Opinion
April 18, 1986
Appeal from the Supreme Court, Suffolk County (Baisley, J.).
Judgment affirmed insofar as appealed from, without costs or disbursements.
There is no merit to Barnett's contention that an individual's participation at a caucus constitutes an act which will disqualify that individual from witnessing signatures on a nominating petition governed by Election Law article 6 for the same office from another party (see, Matter of Kendall v Jablonski, 84 A.D.2d 586; but see, Matter of Lynch v. Huested, 118 A.D.2d 674 , concerning nominations for village offices under Election Law art 15). Accordingly, nisi prius did not err in precluding the admission of evidence which Barnett alleged would have proven that some of the authenticating witnesses for Blydenburgh's petitions on the Concerned Citizens Against LILCO line had previously voted in the Republican caucus for the same office.

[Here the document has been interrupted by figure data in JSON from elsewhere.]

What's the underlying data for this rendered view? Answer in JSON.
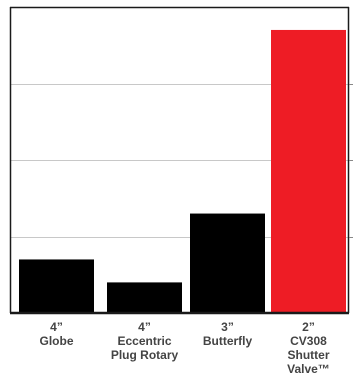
{
  "chart_data": {
    "type": "bar",
    "categories": [
      [
        "4”",
        "Globe"
      ],
      [
        "4”",
        "Eccentric",
        "Plug Rotary"
      ],
      [
        "3”",
        "Butterfly"
      ],
      [
        "2”",
        "CV308",
        "Shutter",
        "Valve™"
      ]
    ],
    "values": [
      1.4,
      0.8,
      2.6,
      7.4
    ],
    "ylim": [
      0,
      8
    ],
    "yticks": [
      0,
      2,
      4,
      6,
      8
    ],
    "grid": true,
    "legend": "none",
    "title": "",
    "xlabel": "",
    "ylabel": "",
    "colors": [
      "#000000",
      "#000000",
      "#000000",
      "#ee1c25"
    ],
    "axis_color": "#1a1a1a",
    "grid_color": "#c8c8c8"
  }
}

Matter No. 1, which was commenced pursuant to General Business Law § 133, was properly dismissed as it was not commenced by an aggrieved candidate or by the chairman of any party committee or independent body, but by Ratepayers Against LILCO, Inc. We agree with the finding at nisi prius that Ratepayers Against LILCO, Inc., did not have standing to bring the action (see, Election Law § 16-104).
We have considered the issue raised on the cross appeal and find it to be without merit. Thompson, J.P., Rubin, Lawrence and Kunzeman, JJ., concur.